I like the idea that the Ascension is an invitation to us to pick up the task of both proclaiming and continuing to bring about the Kingdom of God. We are living the life of the Ascension when we engage with the things of the kingdom; reconciliation, forgiveness, inclusion, bringing hope and ‘speaking truth to power’ in the light of injustice.
St Paul prays in the second reading of this Sunday, that God may grant us a Spirit of wisdom and knowledge and enlighten our hearts so that we might know the hope to which we are called. This prayer of St Paul is also an Ascension prayer. It asks that God gives us the insight into the mystery of the death and resurrection of Jesus. This is to be our hope and the reason that we live our lives in a way that shows that we are full of hope – even in the face of diversity.
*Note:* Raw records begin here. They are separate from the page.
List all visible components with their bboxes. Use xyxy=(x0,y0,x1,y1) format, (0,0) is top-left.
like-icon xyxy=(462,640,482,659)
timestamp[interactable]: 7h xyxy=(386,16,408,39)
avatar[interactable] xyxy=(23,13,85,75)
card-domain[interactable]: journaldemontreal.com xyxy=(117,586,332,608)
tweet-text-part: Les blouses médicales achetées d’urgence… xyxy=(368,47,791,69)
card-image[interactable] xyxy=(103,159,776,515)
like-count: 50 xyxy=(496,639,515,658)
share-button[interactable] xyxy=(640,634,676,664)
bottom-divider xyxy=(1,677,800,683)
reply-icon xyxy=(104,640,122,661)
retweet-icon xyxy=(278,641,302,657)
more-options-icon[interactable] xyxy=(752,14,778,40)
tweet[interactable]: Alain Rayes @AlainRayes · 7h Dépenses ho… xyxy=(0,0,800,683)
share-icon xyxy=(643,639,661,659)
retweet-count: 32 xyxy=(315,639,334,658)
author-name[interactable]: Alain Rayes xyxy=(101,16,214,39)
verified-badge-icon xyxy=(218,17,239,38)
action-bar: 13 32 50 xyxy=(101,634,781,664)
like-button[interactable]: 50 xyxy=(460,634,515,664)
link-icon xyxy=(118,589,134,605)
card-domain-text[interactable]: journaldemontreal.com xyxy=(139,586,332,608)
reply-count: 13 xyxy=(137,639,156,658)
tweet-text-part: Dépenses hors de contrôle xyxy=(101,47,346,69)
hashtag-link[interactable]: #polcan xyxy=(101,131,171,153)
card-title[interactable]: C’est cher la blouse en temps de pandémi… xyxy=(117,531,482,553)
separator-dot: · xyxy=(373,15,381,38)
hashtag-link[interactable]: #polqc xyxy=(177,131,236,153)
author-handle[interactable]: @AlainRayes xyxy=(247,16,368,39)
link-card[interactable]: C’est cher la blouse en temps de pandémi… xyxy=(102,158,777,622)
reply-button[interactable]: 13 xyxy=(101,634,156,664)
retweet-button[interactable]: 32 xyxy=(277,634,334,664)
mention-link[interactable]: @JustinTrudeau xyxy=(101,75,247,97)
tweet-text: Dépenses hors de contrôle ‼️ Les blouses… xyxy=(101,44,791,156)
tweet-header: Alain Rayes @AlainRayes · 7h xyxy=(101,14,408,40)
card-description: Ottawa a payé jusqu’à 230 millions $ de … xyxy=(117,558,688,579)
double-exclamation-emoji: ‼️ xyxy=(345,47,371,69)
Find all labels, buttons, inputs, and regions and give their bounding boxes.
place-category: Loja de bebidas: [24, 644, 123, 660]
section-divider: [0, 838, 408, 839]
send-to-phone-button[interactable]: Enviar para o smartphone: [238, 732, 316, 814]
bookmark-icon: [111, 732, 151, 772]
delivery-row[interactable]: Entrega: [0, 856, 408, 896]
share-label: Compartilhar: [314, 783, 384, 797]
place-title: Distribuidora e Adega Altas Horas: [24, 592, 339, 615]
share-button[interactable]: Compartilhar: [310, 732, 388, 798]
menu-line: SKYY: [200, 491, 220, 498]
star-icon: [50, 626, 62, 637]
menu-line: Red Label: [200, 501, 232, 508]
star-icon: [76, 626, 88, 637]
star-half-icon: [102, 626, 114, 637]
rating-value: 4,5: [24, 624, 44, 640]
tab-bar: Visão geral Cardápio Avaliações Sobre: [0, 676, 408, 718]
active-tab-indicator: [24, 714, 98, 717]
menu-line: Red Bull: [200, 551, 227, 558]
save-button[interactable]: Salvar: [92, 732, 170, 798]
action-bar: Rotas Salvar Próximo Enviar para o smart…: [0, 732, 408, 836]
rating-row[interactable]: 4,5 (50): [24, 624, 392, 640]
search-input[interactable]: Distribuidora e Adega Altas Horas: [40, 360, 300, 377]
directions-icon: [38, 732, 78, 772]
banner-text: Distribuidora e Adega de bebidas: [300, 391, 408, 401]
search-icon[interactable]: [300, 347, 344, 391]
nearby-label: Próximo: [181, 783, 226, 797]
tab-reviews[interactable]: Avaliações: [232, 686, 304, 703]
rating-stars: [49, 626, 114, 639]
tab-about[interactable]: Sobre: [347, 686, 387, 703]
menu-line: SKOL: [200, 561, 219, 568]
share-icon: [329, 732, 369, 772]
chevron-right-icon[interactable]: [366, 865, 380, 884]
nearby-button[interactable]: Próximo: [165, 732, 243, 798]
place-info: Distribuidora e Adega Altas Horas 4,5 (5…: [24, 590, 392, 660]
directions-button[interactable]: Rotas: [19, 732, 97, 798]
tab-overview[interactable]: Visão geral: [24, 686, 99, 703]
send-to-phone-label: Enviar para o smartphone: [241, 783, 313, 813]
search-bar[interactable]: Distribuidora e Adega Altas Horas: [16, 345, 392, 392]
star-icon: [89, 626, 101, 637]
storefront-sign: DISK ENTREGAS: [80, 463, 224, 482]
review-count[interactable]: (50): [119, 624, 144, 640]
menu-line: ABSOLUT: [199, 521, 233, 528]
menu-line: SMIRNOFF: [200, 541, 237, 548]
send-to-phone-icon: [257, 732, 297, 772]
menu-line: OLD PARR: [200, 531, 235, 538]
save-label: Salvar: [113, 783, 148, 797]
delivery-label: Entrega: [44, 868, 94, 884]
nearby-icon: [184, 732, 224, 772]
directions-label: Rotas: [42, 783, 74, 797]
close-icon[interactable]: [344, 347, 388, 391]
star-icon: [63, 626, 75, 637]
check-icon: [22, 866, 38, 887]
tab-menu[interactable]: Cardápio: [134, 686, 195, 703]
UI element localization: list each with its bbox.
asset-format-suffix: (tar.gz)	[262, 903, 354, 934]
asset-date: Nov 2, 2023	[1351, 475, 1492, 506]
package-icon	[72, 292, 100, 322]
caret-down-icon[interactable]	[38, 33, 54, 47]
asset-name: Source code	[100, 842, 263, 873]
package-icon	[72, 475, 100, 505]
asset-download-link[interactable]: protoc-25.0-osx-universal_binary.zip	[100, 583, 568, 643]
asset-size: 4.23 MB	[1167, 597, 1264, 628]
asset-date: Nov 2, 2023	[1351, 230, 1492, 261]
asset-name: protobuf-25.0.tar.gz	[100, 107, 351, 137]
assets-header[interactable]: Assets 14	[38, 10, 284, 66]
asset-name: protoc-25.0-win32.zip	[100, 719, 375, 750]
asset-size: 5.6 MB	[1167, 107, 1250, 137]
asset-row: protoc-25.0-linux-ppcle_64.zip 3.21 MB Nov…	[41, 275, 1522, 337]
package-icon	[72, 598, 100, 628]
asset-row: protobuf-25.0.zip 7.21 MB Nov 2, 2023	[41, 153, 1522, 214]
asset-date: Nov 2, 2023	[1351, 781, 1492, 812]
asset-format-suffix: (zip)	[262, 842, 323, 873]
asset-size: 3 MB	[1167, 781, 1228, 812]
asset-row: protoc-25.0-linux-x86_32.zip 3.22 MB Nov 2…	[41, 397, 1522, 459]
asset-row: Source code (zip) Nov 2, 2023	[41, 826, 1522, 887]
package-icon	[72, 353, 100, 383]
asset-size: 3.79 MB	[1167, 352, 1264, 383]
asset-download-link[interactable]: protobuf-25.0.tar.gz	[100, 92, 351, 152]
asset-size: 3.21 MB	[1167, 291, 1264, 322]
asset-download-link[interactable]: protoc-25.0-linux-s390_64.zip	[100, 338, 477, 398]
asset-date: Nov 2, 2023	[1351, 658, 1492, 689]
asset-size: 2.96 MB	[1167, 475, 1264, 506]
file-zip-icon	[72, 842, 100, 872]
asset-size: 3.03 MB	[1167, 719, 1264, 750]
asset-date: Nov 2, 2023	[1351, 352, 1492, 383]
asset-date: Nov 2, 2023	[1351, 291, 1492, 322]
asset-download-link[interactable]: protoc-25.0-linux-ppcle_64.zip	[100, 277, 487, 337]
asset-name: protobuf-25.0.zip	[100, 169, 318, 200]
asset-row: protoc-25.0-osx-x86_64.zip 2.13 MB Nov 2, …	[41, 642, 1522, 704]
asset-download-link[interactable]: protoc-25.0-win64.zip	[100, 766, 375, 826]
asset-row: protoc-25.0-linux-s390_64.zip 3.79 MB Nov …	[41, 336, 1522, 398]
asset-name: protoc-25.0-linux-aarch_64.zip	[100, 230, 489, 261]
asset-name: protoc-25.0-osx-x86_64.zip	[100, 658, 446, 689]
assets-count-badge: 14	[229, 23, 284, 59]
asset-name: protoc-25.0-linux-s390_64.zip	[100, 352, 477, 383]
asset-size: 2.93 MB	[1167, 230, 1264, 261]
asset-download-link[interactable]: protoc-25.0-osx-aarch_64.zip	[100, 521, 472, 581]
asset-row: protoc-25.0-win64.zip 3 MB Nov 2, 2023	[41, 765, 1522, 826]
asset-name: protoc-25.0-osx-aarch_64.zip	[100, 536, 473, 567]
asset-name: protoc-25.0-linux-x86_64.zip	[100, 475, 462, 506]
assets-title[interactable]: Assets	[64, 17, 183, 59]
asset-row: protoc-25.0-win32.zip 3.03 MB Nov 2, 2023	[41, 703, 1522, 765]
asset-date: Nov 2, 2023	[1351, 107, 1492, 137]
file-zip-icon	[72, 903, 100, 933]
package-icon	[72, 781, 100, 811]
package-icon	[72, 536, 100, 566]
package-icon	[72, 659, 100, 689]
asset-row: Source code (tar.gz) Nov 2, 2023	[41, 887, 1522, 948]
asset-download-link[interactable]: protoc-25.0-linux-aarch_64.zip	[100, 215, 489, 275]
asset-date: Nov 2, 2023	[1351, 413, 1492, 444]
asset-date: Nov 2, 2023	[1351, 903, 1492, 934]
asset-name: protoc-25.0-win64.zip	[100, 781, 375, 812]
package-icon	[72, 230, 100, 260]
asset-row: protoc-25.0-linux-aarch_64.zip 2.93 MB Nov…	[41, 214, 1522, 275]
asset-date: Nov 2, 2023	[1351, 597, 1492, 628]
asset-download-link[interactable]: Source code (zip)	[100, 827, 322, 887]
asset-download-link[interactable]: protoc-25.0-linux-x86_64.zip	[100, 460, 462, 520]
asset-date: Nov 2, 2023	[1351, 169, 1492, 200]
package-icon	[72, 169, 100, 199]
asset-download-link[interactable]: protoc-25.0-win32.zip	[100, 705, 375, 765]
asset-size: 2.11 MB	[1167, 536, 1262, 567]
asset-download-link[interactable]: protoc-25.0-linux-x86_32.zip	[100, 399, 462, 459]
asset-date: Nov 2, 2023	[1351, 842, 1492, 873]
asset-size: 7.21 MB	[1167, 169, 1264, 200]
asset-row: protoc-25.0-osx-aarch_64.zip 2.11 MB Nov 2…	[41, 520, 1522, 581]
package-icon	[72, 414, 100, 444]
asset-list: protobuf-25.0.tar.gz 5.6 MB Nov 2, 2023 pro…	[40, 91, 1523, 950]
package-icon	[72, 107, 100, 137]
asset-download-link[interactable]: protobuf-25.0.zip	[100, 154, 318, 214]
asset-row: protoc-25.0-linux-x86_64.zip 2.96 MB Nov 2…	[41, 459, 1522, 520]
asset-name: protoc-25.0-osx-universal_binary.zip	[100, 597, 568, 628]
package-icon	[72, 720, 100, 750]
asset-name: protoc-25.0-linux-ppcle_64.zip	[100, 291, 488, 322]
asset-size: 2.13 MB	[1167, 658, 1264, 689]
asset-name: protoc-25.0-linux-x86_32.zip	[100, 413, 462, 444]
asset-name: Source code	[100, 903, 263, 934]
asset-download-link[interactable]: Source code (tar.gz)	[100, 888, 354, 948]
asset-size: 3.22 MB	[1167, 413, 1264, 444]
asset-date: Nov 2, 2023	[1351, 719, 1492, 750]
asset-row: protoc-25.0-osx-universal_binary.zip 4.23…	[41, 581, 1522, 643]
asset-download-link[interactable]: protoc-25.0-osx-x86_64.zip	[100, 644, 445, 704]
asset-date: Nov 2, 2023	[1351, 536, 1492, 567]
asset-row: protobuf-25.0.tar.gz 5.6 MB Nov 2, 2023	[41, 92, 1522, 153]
The best Christian witness today may come about through Christian communities who see themselves as heirs of the Ascension. Not in the sense of heirs who have inherited a gift to keep for themselves but as heirs who have received a task as well. The task to shine forth with the sure and certain hope that the Lord lifts us all who are broken and weary. To believe this hope is to live this hope. And to live this hope is to proclaim that the Lord is risen indeed and is among us.